Je persiste à croire que ce serait une stagnation par rapport à la concurrence... Alors certes, le TF-X n'est pas encore en l'air, mais (certes encore, il y a beaucoup de "si" dans ce qui suit) si un jour Britanniques, Japonais et Italiens ont le Tempest/F-3, si le NGAD domine les airs (ce qui n'est pas encore fait, vu les prix annoncés, qui font passer le F-22 pour un engin bon marché...), si les Chinois démocratisent le FC/J-31/35, si les Russes en font autant avec le LTS (bon, là encore, surtout dans le contexte actuel, il pourrait mettre quelques temps avant de devenir performant, voire même seulement opérationnel...), si le F-35 continue de profiter de la suprématie politico-économico-technico-militaire occidentale US (même si je reste sceptique sur l'intérêt des acheteurs à long terme, surtout pour les clients de petites quantités), si le KF-X fait son trou, si le futur Saab (qu'ils développeraient donc sans coopération, même s'ils sont "observateurs" sur le Tempest/F-3) fonctionne, même s'il constitue une excellente base, le Rafale (et donc la France) pourrait être déclassé à terme, s'il n'y a pas de successeur en vue à échéance relativement "courte" (et il faudrait encore que ce futur avion se vende dans un paysage économique et concurrentiel toujours plus âpre).

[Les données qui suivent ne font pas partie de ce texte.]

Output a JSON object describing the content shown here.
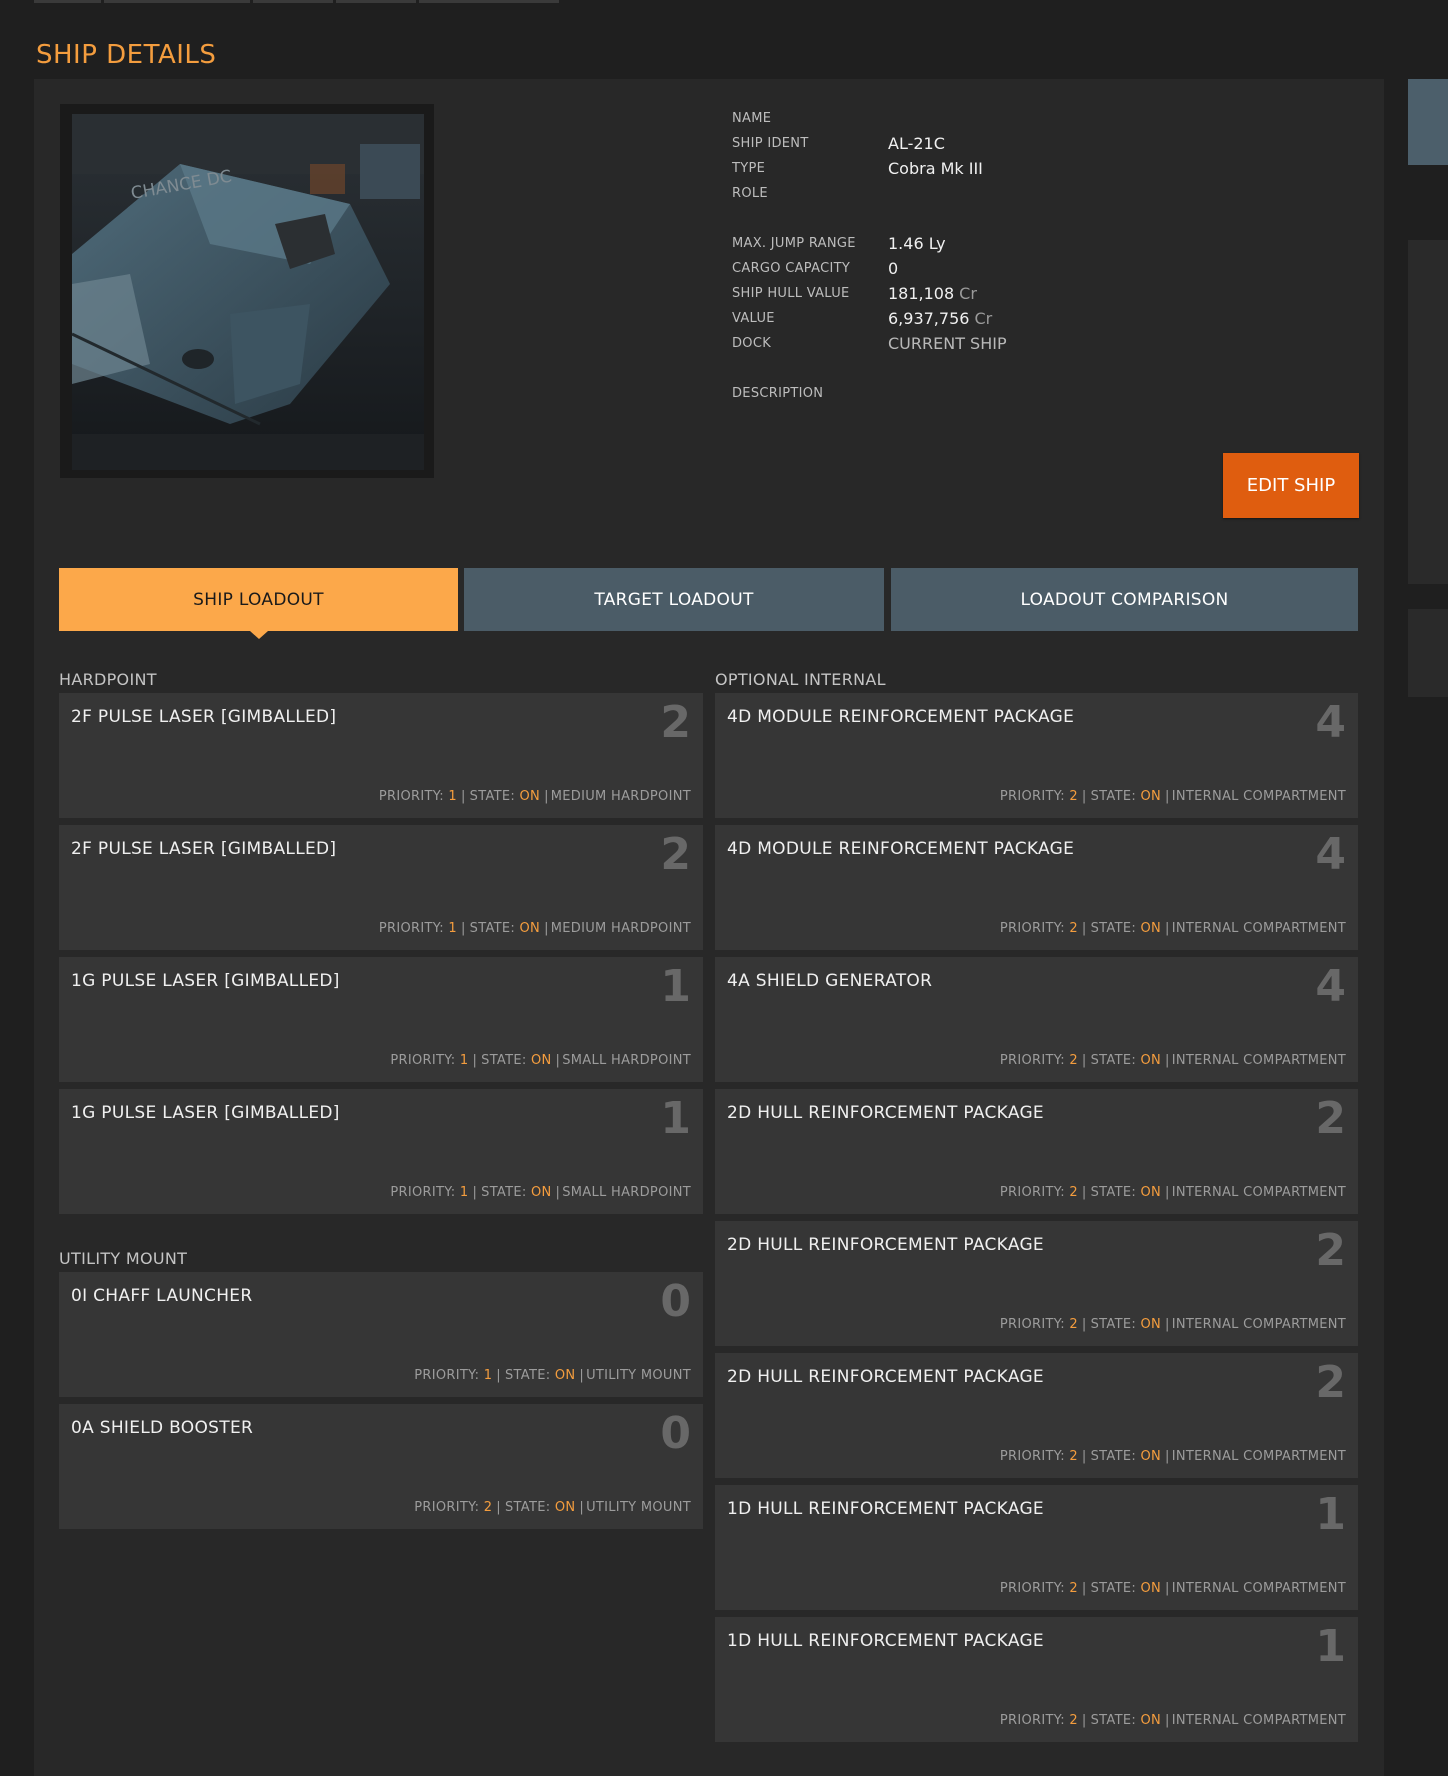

On se retrouverait dans un contexte que je craignais dans un précédent post, sur un autre topic, avec un Rafale qui ferait office, un siècle plus tard, de (même si là, contrairement au Rafale, la base n'était pas bonne) Nieuport 42/62/622/629, constamment amélioré au fur et à mesure des années, mais dépassé pendant ce temps par les autres productions mondiales, et finalement complètement obsolète par rapport à la concurrence quand sa version finale est entrée en service, faisant naître un retard jamais rattrapé avant le début de la 2ème guerre mondiale (même si je n'oublie pas que le problème numéro 1 de l'aviation de combat française de l'époque était, après l'argent disponible, la motorisation)...
A suivre...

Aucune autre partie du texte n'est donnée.